Köln. An der Autobahn-Kreuzung von A 3 und A 4 im Kölner Osten geht es oft nur im Schleichtempo voran. Und wenn an der Trasse auch noch gebaut wird, brauchen die Autofahrer besonders viel Geduld.

Hinter der Lärmschutzwand des meistbefahrenen Streckenabschnitts der Republik bekommt man davon nichts mit. Und doch hat das, was dort passiert, viel mit dem Gewusel auf Deutschlands Asphaltbändern zu tun: Auf dem Areal arbeiten Forscher daran, das Chaos in den Griff zu bekommen. „Wir erproben, wie sich Schäden schneller beheben lassen. Und wie sich die Lebensdauer der Straßen verlängern lässt“, sagt Stefan Höller, der Koordinator des Versuchsgeländes, das von der Bundesanstalt für Straßenwesen (BASt) betrieben wird.

Drei Millionen Mal donnern Lkw-Reifen über eine Fuge

Dafür brauchen die Ingenieure und Materialforscher Gerätschaften wie das orangefarbene Ungetüm, das auf einer Betonfahrbahn mächtig lärmt. Im Innern des zwölf Meter langen Kolosses rollen im flotten Takt vier Lkw-Reifen über eine Fuge zwischen zwei Betonplatten.
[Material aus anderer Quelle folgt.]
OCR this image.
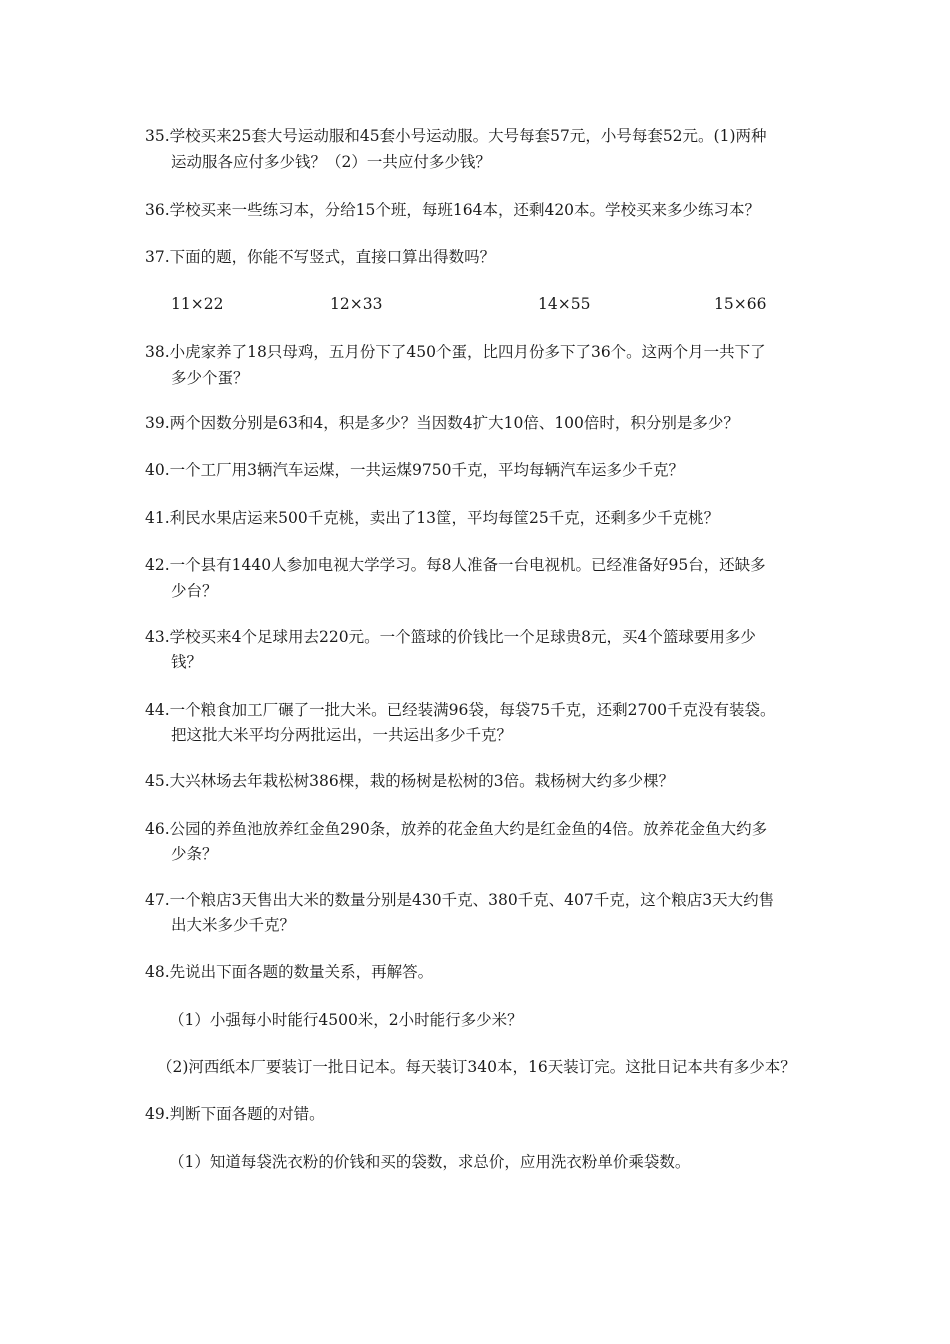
35.学校买来25套大号运动服和45套小号运动服。大号每套57元，小号每套52元。(1)两种
运动服各应付多少钱？（2）一共应付多少钱？
36.学校买来一些练习本，分给15个班，每班164本，还剩420本。学校买来多少练习本？
37.下面的题，你能不写竖式，直接口算出得数吗？
11×22	12×33	14×55	15×66
38.小虎家养了18只母鸡，五月份下了450个蛋，比四月份多下了36个。这两个月一共下了
多少个蛋？
39.两个因数分别是63和4，积是多少？当因数4扩大10倍、100倍时，积分别是多少？
40.一个工厂用3辆汽车运煤，一共运煤9750千克，平均每辆汽车运多少千克？
41.利民水果店运来500千克桃，卖出了13筐，平均每筐25千克，还剩多少千克桃？
42.一个县有1440人参加电视大学学习。每8人准备一台电视机。已经准备好95台，还缺多
少台？
43.学校买来4个足球用去220元。一个篮球的价钱比一个足球贵8元，买4个篮球要用多少
钱？
44.一个粮食加工厂碾了一批大米。已经装满96袋，每袋75千克，还剩2700千克没有装袋。
把这批大米平均分两批运出，一共运出多少千克？
45.大兴林场去年栽松树386棵，栽的杨树是松树的3倍。栽杨树大约多少棵？
46.公园的养鱼池放养红金鱼290条，放养的花金鱼大约是红金鱼的4倍。放养花金鱼大约多
少条？
47.一个粮店3天售出大米的数量分别是430千克、380千克、407千克，这个粮店3天大约售
出大米多少千克？
48.先说出下面各题的数量关系，再解答。
（1）小强每小时能行4500米，2小时能行多少米？
（2)河西纸本厂要装订一批日记本。每天装订340本，16天装订完。这批日记本共有多少本？
49.判断下面各题的对错。
（1）知道每袋洗衣粉的价钱和买的袋数，求总价，应用洗衣粉单价乘袋数。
Insgesamt drei Millionen Mal donnern sie darüber. „So testen wir, ob die neu entwickelten Fugenverbindungen den Belastungen auch standhalten“, erklärt Bauingenieur Bastian Wacker.

Am Kölner Autobahnring geht es hinter einer Lärnschutzwand um die Autofahrer-Zukunft

13 Millionen Euro hat das Versuchsgelände gekostet, das 2017 in Betrieb ging. 25.000 Quadratmeter Fläche, ein Kilometer Teststrecken, Beläge aus unterschiedlichen Materialien, Brücken, Kurven. Eine solche Einrichtung sei weltweit einmalig, sagt Koordinator Höller.
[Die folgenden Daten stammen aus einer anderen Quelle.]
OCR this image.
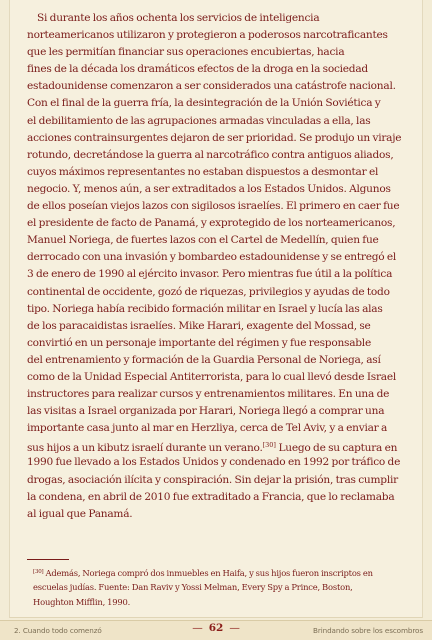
Si durante los años ochenta los servicios de inteligencia
norteamericanos utilizaron y protegieron a poderosos narcotraficantes
que les permitían financiar sus operaciones encubiertas, hacia
fines de la década los dramáticos efectos de la droga en la sociedad
estadounidense comenzaron a ser considerados una catástrofe nacional.
Con el final de la guerra fría, la desintegración de la Unión Soviética y
el debilitamiento de las agrupaciones armadas vinculadas a ella, las
acciones contrainsurgentes dejaron de ser prioridad. Se produjo un viraje
rotundo, decretándose la guerra al narcotráfico contra antiguos aliados,
cuyos máximos representantes no estaban dispuestos a desmontar el
negocio. Y, menos aún, a ser extraditados a los Estados Unidos. Algunos
de ellos poseían viejos lazos con sigilosos israelíes. El primero en caer fue
el presidente de facto de Panamá, y exprotegido de los norteamericanos,
Manuel Noriega, de fuertes lazos con el Cartel de Medellín, quien fue
derrocado con una invasión y bombardeo estadounidense y se entregó el
3 de enero de 1990 al ejército invasor. Pero mientras fue útil a la política
continental de occidente, gozó de riquezas, privilegios y ayudas de todo
tipo. Noriega había recibido formación militar en Israel y lucía las alas
de los paracaidistas israelíes. Mike Harari, exagente del Mossad, se
convirtió en un personaje importante del régimen y fue responsable
del entrenamiento y formación de la Guardia Personal de Noriega, así
como de la Unidad Especial Antiterrorista, para lo cual llevó desde Israel
instructores para realizar cursos y entrenamientos militares. En una de
las visitas a Israel organizada por Harari, Noriega llegó a comprar una
importante casa junto al mar en Herzliya, cerca de Tel Aviv, y a enviar a
sus hijos a un kibutz israelí durante un verano.[30] Luego de su captura en
1990 fue llevado a los Estados Unidos y condenado en 1992 por tráfico de
drogas, asociación ilícita y conspiración. Sin dejar la prisión, tras cumplir
la condena, en abril de 2010 fue extraditado a Francia, que lo reclamaba
al igual que Panamá.
[30] Además, Noriega compró dos inmuebles en Haifa, y sus hijos fueron inscriptos en
escuelas judías. Fuente: Dan Raviv y Yossi Melman, Every Spy a Prince, Boston,
Houghton Mifflin, 1990.
2. Cuando todo comenzó	— 62 —	Brindando sobre los escombros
Die Straßen der Zukunft sollen belastbarer und reparaturfreundlicher sein. Es geht um weniger Baustellen und Staus. Und ums Geld: Denn am Ende lassen sich mit Innovationen im Straßenbau auch die Kosten drücken.
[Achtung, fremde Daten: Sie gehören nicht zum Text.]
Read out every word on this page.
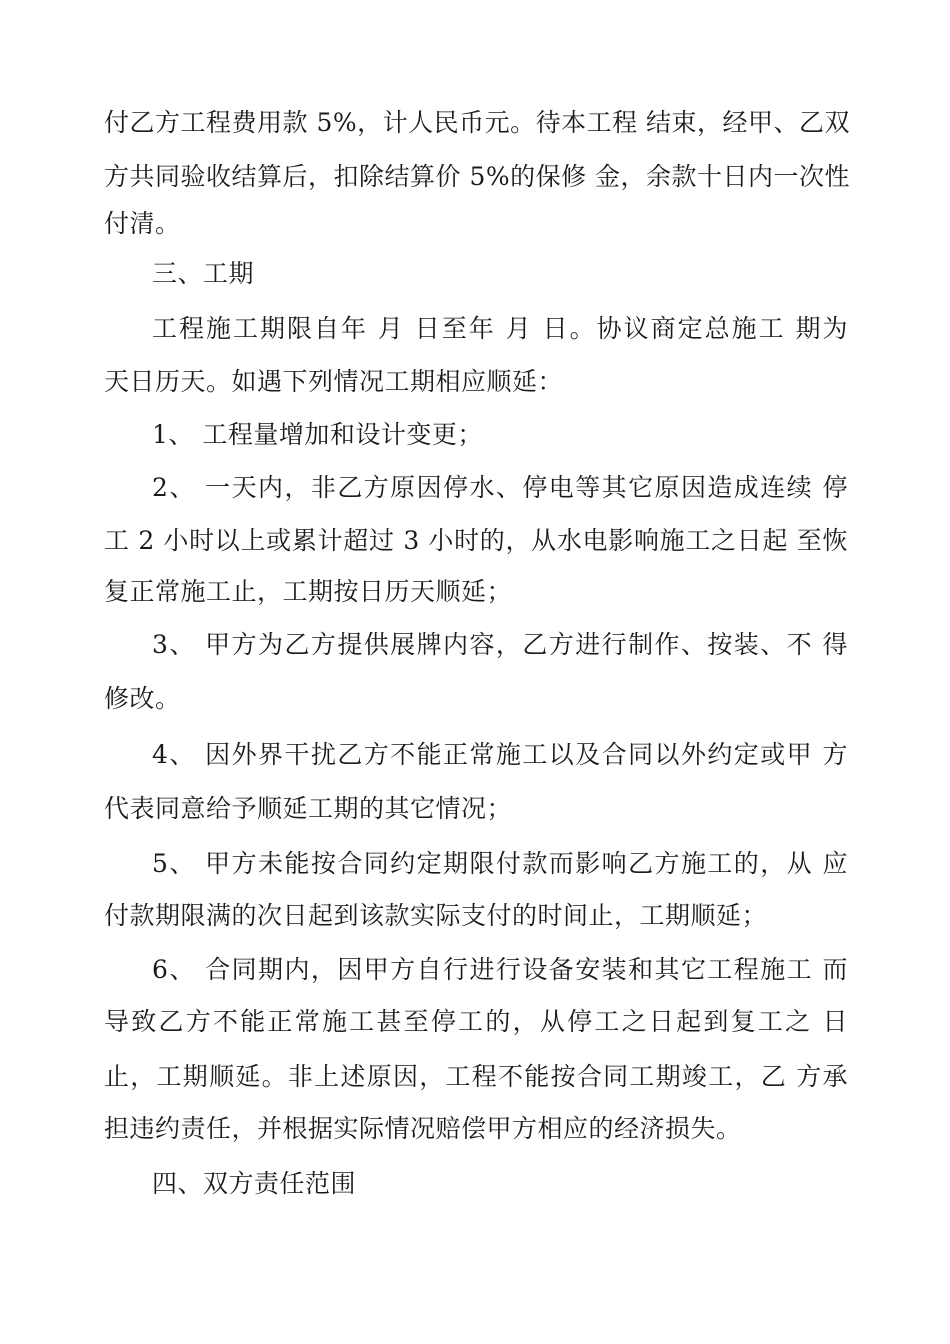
付乙方工程费用款 5%，计人民币元。待本工程 结束，经甲、乙双
方共同验收结算后，扣除结算价 5%的保修 金，余款十日内一次性
付清。
三、工期
工程施工期限自年 月 日至年 月 日。协议商定总施工 期为
天日历天。如遇下列情况工期相应顺延：
1、 工程量增加和设计变更；
2、 一天内，非乙方原因停水、停电等其它原因造成连续 停
工 2 小时以上或累计超过 3 小时的，从水电影响施工之日起 至恢
复正常施工止，工期按日历天顺延；
3、 甲方为乙方提供展牌内容，乙方进行制作、按装、不 得
修改。
4、 因外界干扰乙方不能正常施工以及合同以外约定或甲 方
代表同意给予顺延工期的其它情况；
5、 甲方未能按合同约定期限付款而影响乙方施工的，从 应
付款期限满的次日起到该款实际支付的时间止，工期顺延；
6、 合同期内，因甲方自行进行设备安装和其它工程施工 而
导致乙方不能正常施工甚至停工的，从停工之日起到复工之 日
止，工期顺延。非上述原因，工程不能按合同工期竣工，乙 方承
担违约责任，并根据实际情况赔偿甲方相应的经济损失。
四、双方责任范围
Jeder beladene Brummi belastet eine Trasse wie Tausende Pkws

Deutschlands Autobahnen ergeben eine Länge von 13.000 Kilometern, dazu kommen 38.000 Kilometer Bundesstraßen. Jahrzehntelang gab es nicht genug Geld für die Infrastruktur. Das hat sich geändert. Jährlich legen die Investitionen zu – bis 2022 auf 8,5 Milliarden Euro.

Vor allem der massiv zunehmende Lkw-Verkehr macht die Straßen mürbe. Jeder beladene Brummi belastet eine Trasse wie Tausende Pkws. Bislang stiegen mit den Fahrleistungen auch die Schäden. Das soll dank der Experten am Kölner Autobahnring bald Geschichte sein.

Fertigbetonplatten aus der Fabrik werden Reparaturen deulich beschleunigen

Höller schreitet zum nächsten Streckenabschnitt: Hier haben die Forscher Fertigbetonplatten verlegt. Die lassen sich in der Fabrik herstellen – und in der Baustelle rasch gegen kaputte Platten austauschen. Weil der Beton nicht aushärten muss, ist die Strecke nach ein paar Stunden wieder befahrbar.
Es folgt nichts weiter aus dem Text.